Dall’altro, costringerà la politica locale e nazionale a fare i conti la realtà, e a prendere decisioni trasparenti sulle alleanze e sulla selezione della classe dirigente. Sarà infatti impossibile per Pd e M5S usare adesso scorciatoie giudiziarie, o strumentalizzare codici etici manettari. Né le le due forze potranno nascondersi dietro i soliti supplenti (la magistratura in primis) a cui capi senza visione delegano sovente scelte che, in uno stato di diritto, sono appannaggio esclusivo dei rappresentanti del popolo.

Grazie all’assoluzione il giudizio sulla Raggi sarà dunque politico. Come deve essere. La sindaca verrà valutata dai suoi concittadini per quello fatto, e soprattutto non fatto durante i suoi giorni anni al Campidoglio. La Raggi è colpevole non perché, come ipotizzato dalla procura di Roma che ha perso il processo, ha raccontato una balla a un dirigente dell’anticorruzione. Ma per manifesta incompetenza nel comando della capitale d’Italia.

Se Wolfgang Goethe scriveva di non essere sicuro che le cifre governano il mondo, ma di «essere certo che le ci mostrano se è governato bene o male», la matematica sembra averla già condannata. In quattro anni e mezzo la Raggi ha cambiato una dozzina di assessori, più un vicesindaco, un vicecapo di gabinetto, una ventina di manager delle partecipate e un numero imprecisato di dirigenti apicali al comune. Un bailamme infruttuoso: i numeri sui trasporti pubblici, tra disservizi cronici e rete strutturalmente insufficiente, sono drammatici.

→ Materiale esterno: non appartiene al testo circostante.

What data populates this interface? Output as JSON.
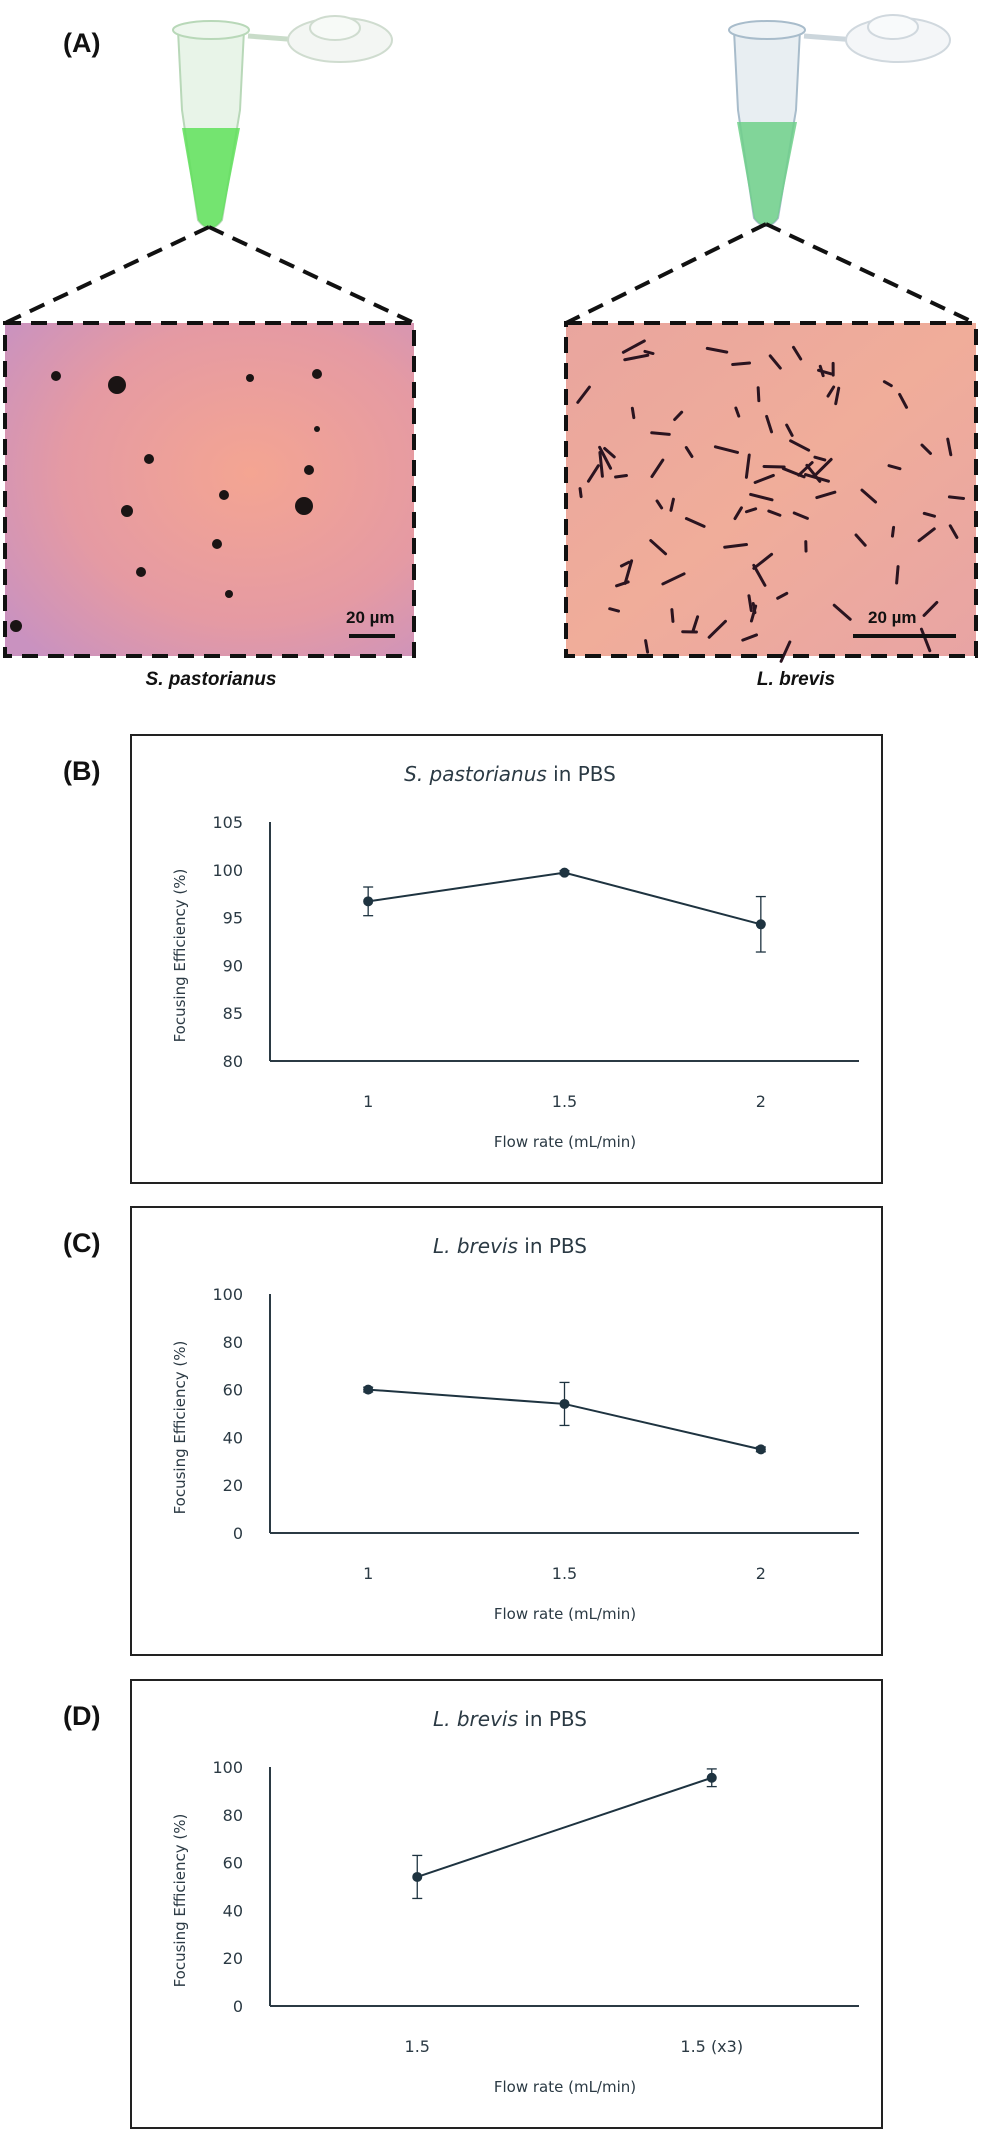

Quelli che monitorano l’igiene urbana indegni di una città europea. Idem i report che descrivono la cura del verde e la desertificazione della cultura, come evidenziato dall’ultimo rapporto indipendente dell’agenzia per la qualità dei servizi pubblici locali.

La Raggi, è certo, ha ereditato una macchina amministrativa disfunzionale. Erosa dal cancro di una corruzione diffusa e dall’eredità di un mandato, quello di Gianni Alemanno, che è stato tra i peggiori del dopoguerra. Detto questo, però, le promessa di rilancio proclamate dalla sindaca e dal M5S in campagna elettorale sono state sistematicamente disattese, e la città immobile sembra cristallizzata in un declino inarrestabile.

«Io sono onesta», ha ripetuto ancora ieri prima e dopo la sentenza. Vero. Ma la Raggi non può dimenticare che la questione morale ha coinvolto anche la sua giunta, e gli uomini da lei selezionati per amministrare Roma. Prima si è fidata ciecamente di Raffaele Marra, il suo braccio destro arrestato per corruzione, nonostante inchieste giornalistiche e i “chi va là” di compagni di partito.

Poi ha consegnato le chiavi del Campidoglio (e dell’Acea) a Luca Lanzalone, l’ex mr Wolf della giunta pentastellata arrestato per corruzione nel 2018 iper i presunti illeciti nella storia tragicomica dello stadio della Roma.

Un’opera inesistente che è manifesto e metafora perfetta della sua consiliatura. «Sarà un progetto rivoluzionario, innovativo ed eco-sostenibile. Insomma #unostadiofattobene» annunciava Virginia tre anni fa. Ad oggi non è stata posta nemmeno la prima pietra.

A Roma nessuno si sorprende più: perché di fatto bene, nell’amministrazione della Raggi, c’è davvero poco affinché il verdetto (politico) su di lei possa essere positivo.